Visa CBDC Paper Discusses Major Adoption Challenges and Questions for Policymakers
Leading multinational financial services company Visa recently released a paper on central bank digital currencies (CBDC) that dives deep into the common challenges, their solutions, and questions posed by policymakers.
Visa Paper on CBDCs Gives Several Insights
CBDCs have been all the rage when it comes to blockchain technology’s utility for governments around the world. Several countries have already successfully executed pilot programs to test the viability and feasibility of CBDCs for retail use with mixed results.

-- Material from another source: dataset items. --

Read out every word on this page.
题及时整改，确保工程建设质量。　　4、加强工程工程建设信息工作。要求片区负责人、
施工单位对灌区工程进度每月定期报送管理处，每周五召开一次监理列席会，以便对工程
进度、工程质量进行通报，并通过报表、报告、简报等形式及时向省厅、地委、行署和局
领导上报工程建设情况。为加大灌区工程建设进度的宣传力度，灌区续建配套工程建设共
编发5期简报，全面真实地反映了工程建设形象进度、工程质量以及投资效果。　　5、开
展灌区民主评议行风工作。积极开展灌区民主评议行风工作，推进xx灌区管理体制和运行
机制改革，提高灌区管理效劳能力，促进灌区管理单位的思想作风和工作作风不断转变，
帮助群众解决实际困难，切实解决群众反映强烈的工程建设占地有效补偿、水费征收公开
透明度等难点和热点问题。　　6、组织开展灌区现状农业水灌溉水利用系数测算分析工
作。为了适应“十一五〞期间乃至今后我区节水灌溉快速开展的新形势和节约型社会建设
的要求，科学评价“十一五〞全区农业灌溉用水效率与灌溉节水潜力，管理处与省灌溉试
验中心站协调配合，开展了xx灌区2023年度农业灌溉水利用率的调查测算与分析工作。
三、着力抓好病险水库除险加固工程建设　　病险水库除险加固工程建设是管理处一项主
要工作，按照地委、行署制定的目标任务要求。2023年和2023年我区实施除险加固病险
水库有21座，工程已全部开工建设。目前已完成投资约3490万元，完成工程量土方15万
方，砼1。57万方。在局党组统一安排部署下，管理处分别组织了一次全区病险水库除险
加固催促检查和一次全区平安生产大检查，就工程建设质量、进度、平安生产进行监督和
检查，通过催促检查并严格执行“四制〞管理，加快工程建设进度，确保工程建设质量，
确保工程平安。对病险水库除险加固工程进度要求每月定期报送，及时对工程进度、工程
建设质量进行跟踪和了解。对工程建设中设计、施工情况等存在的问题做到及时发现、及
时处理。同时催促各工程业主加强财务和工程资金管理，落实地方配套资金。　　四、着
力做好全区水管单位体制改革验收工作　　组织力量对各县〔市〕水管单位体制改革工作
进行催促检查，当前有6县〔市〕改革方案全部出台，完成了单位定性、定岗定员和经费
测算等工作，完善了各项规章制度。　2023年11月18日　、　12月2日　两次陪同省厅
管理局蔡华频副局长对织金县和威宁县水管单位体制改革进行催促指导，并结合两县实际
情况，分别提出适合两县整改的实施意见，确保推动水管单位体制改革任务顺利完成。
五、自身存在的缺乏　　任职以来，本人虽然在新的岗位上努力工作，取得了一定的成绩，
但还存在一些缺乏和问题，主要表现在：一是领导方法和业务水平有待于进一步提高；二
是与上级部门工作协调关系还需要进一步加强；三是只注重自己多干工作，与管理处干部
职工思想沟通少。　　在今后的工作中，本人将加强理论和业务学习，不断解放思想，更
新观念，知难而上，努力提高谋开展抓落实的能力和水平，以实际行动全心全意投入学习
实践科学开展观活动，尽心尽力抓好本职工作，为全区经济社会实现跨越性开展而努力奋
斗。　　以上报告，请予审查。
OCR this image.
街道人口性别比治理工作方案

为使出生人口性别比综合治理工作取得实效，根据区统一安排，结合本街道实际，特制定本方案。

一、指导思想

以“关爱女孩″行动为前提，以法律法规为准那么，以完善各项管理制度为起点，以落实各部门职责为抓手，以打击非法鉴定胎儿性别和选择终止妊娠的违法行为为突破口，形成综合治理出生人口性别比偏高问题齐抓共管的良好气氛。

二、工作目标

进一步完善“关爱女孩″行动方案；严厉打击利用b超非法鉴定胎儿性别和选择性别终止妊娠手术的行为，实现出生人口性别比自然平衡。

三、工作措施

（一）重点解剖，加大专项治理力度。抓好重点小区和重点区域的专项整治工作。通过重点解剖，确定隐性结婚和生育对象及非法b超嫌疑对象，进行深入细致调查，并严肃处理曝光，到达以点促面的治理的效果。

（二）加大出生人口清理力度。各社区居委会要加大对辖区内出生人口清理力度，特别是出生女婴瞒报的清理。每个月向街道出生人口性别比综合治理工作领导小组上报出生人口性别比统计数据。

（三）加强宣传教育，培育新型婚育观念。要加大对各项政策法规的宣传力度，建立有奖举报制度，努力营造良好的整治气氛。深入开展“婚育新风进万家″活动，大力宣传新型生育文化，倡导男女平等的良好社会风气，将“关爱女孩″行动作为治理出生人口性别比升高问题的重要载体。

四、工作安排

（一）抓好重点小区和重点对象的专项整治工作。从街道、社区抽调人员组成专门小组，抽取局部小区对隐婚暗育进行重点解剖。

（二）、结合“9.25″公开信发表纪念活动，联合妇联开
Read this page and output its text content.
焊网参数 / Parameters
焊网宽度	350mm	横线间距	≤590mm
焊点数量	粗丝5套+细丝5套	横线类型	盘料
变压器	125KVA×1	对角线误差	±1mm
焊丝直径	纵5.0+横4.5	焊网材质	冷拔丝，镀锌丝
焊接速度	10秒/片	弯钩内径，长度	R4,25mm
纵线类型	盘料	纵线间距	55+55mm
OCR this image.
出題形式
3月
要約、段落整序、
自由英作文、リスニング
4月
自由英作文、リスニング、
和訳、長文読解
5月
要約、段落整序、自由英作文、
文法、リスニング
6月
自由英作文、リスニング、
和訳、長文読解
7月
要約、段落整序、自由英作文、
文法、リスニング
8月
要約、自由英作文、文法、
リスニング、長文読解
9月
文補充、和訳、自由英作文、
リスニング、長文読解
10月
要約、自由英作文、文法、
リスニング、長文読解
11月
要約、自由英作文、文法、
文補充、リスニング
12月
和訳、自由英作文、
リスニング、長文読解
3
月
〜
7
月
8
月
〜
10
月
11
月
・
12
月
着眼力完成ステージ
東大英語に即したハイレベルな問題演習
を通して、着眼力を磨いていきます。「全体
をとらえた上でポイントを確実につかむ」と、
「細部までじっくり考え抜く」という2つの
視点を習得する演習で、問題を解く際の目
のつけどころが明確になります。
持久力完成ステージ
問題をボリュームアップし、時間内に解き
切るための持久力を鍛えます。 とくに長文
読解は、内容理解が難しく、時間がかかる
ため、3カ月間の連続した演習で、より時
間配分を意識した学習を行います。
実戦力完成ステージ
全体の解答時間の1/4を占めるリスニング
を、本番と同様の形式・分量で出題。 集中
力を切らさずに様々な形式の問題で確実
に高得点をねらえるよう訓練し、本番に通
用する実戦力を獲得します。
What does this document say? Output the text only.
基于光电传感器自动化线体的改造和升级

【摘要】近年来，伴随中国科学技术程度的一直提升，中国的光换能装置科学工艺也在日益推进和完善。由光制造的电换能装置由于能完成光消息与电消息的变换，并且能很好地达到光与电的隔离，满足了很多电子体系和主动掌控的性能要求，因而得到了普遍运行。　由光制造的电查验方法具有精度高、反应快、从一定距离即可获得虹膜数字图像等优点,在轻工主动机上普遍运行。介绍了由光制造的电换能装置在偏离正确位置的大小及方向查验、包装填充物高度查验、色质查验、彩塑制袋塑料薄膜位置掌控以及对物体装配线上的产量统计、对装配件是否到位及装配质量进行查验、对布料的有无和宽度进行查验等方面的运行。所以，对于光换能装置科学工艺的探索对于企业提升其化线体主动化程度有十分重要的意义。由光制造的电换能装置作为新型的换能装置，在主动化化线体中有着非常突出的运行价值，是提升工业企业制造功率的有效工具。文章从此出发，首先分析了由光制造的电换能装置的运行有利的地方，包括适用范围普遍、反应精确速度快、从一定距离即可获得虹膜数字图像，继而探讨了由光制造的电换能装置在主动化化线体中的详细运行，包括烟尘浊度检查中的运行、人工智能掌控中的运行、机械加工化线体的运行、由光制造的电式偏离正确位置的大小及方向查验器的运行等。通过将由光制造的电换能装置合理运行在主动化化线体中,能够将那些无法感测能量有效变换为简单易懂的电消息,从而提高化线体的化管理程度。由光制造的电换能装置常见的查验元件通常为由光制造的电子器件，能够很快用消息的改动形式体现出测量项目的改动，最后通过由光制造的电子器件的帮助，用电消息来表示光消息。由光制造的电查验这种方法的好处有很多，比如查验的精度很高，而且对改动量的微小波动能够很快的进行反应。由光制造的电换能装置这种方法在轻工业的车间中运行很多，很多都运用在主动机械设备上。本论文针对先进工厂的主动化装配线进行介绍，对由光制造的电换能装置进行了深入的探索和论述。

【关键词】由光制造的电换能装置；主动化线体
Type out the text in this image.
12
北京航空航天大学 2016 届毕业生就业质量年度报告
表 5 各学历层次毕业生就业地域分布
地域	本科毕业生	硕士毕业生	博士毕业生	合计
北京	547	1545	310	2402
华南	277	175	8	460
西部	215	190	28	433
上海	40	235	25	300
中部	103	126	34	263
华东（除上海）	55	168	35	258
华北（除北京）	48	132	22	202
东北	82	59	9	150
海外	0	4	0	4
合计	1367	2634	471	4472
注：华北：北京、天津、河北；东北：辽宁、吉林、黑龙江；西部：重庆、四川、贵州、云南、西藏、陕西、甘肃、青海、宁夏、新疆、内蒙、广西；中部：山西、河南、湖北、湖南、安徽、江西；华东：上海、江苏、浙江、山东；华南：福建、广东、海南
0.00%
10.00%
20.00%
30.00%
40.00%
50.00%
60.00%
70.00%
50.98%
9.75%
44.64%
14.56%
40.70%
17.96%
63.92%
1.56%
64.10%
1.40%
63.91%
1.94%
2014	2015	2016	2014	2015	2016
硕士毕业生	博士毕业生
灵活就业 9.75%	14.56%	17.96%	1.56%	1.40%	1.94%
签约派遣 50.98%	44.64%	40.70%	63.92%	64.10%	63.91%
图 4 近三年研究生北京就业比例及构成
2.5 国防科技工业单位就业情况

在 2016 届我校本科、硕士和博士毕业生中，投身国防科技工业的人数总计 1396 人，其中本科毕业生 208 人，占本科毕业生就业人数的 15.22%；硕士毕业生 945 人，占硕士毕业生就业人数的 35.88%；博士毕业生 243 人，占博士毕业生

The survey done by Visa showed that 49 percent of respondents in developed markets know what a CBDC is, while the figure stood around 70 percent in emerging markets. However, talking about payments, only 20 percent of consumers in emerging markets said they prefer to use a CBDC, and the figure stood even lower in developed markets at 13 percent.
Some of the challenges highlighted in the Visa report are the need to support offline use of CBDC, cybersecurity risks, and cross-border payments.
To tackle the problem of lack of support for offline use of CBDC, secure point-to-point payments are of prime importance, especially when users have no access to the internet. It is worth noting that in a paper released in December 2020, Visa proposed an offline payment system (OPS) protocol operating without any payment intermediaries or the internet.
Similarly, cybersecurity risks must be addressed properly when designing the architecture and hardware of CBDC. The Visa paper makes a clear distinguishment between risk management programs for the payments tier operated by intermediaries outside the central bank’s control and the infrastructure tier involving CBDC within the bank’s control. The paper highlights that despite there being risks in both tiers, threats posed to the core infrastructure should be prioritized.
Coming to cross-border payments, Visa highlights the need for agreements on interoperable global standards with international organizations. A research paper published by Visa in September 2021 proposed a set of standards and techniques via interoperable cross-border CBDC payment routes called Universal Payment Channels (UPC).
Questions Asked in the Paper
The paper come up with a series of questions that should be considered by policymakers about CBDCs. Some of the most prominent questions are as follows:
- How will intermediaries be compensated, given they will incur compliance and due diligence costs?
- Governments may have records of all transactions, so how will the government balance privacy risks against law enforcement and will they re-examine anti-money laundering laws?
- Given the anonymity of physical cash, how can central banks balance privacy with crime prevention?
It should be recalled that Visa is actively involved in the CBDC circles and has won multiple accolades to date. For instance, Visa was one of the three winners in the Global CBDC Challenged initiated by the Monetary Authority of Singapore in 2021.
Similarly, in March 2022, Visa was chosen as one of 9 applications chosen from a total of 47 proposals in Brazil’s Real Digital Lift Challenge.